Pas de vacances pour le diagnostic de performance énergétique depuis le 1er juillet 2025. En effet, ce diagnostic immobilier essentiel pour vendre ou louer un bien se retrouve au centre de toutes les attentions, qu’il s’agisse de réformes entrées en vigueur dès ce mois-ci ou prochainement ou d’évolutions à venir. Entre fiabilisation et révision, voici l’essentiel des actualités concernant le DPE depuis le début de ce mois.
Depuis le 1er juillet 2025, de nouvelles obligations relatives au DPE sont applicables grâce à l’entrée en vigueur de deux arrêtés modificatifs datés du 16 juin 2025 et publiés le 18 juin 2025. Ces nouvelles dispositions visent à améliorer la justesse du DPE et à lutter contre toutes les fraudes ou autres problématiques le concernant.
Ainsi, le renforcement de la fiabilité du DPE passe par un meilleur niveau de compétences, un renforcement des critères de certification et une surveillance plus poussée des opérateurs certifiés. Cette nouvelle réglementation instaure aussi des contrôles plus exigeants auprès des organismes de formation et de certification.
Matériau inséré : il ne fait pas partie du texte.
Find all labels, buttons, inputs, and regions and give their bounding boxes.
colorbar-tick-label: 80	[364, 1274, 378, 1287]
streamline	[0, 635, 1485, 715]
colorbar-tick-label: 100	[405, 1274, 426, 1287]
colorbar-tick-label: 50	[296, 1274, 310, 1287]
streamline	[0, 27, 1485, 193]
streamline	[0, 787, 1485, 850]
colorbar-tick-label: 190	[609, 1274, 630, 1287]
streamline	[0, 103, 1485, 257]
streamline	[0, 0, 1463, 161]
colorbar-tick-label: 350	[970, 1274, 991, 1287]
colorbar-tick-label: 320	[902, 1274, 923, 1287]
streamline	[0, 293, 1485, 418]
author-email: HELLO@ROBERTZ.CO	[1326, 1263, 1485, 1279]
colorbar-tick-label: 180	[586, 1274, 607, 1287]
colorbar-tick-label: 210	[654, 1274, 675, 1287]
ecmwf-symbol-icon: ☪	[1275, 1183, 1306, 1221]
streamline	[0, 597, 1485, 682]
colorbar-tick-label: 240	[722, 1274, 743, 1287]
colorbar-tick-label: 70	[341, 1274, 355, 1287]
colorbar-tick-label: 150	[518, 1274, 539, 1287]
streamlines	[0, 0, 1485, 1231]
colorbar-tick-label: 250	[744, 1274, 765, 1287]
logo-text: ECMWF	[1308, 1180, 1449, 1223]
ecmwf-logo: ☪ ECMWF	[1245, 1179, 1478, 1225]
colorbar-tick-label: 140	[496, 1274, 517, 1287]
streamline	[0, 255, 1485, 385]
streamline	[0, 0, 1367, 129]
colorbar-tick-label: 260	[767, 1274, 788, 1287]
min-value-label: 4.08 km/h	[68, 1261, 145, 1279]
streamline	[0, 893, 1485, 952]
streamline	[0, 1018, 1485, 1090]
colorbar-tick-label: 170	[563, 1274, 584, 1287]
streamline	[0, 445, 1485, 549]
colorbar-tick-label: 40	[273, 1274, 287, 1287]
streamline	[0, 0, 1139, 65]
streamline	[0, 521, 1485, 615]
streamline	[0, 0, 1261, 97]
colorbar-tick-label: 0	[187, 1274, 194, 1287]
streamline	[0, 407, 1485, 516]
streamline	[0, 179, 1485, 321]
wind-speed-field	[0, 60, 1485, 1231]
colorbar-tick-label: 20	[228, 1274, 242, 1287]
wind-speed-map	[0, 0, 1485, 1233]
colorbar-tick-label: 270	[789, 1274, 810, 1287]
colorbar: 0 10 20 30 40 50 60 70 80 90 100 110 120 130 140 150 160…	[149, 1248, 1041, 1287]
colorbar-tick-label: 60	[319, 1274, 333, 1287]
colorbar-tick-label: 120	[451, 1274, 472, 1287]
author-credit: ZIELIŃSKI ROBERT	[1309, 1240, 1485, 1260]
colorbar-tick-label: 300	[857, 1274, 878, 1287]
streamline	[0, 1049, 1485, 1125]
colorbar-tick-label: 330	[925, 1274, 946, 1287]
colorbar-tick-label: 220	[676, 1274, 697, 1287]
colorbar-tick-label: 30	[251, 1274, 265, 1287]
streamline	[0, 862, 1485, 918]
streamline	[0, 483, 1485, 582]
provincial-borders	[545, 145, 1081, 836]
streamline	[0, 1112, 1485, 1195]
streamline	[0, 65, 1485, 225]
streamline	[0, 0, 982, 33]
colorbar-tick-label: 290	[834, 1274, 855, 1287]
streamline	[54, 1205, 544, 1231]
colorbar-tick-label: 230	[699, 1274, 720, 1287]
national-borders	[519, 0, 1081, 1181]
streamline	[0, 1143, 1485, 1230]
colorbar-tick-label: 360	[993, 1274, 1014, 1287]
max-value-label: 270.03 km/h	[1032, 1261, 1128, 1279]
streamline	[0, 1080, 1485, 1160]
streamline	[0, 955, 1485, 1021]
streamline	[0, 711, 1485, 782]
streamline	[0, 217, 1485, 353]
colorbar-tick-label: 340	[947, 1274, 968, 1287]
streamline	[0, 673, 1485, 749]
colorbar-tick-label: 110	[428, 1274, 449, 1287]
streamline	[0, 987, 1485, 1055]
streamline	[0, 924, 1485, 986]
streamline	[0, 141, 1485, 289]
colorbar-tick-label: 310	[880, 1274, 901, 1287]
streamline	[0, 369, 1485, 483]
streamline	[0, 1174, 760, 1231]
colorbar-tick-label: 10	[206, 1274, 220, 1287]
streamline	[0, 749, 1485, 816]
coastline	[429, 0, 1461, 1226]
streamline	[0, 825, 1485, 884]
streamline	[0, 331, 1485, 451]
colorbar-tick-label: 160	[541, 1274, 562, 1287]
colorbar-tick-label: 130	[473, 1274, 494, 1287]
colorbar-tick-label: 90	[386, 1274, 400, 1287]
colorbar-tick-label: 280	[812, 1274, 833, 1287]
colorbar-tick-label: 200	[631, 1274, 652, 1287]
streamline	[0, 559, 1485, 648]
De plus, afin d’éviter toute intervention d’opérateurs non certifiés ou disposant d’une certification obsolète, un QR code de certification sera mis en place, que les opérateurs DPE devront produire avant même de procéder à leur investigation. Cette mesure, qui devait entrer en vigueur dès ce mois de juillet, est finalement reportée à l’automne. Un QR code sera aussi à l’honneur en première page du DPE, et ce, dès le 1er septembre 2025. Il permettra aux acquéreurs ou aux locataires de vérifier que le DPE qui leur a été transmis est identique à celui enregistré au sein de l’Observatoire du DPE de l’ADEME. Puis, dès le 1er octobre 2025, aucune action d’intimidation ne pourra être exercée à l’encontre des opérateurs DPE à l’issue de leur mission : la classe énergétique et la classe climatique du logement, ainsi que les données liées aux consommations d’énergie et aux émissions de gaz à effet de serre ne seront plus divulguées. Il faudra que les propriétaires vendeurs et bailleurs attendent la transmission du rapport à l’ADEME pour connaître les notes de performance de leur logement au DPE.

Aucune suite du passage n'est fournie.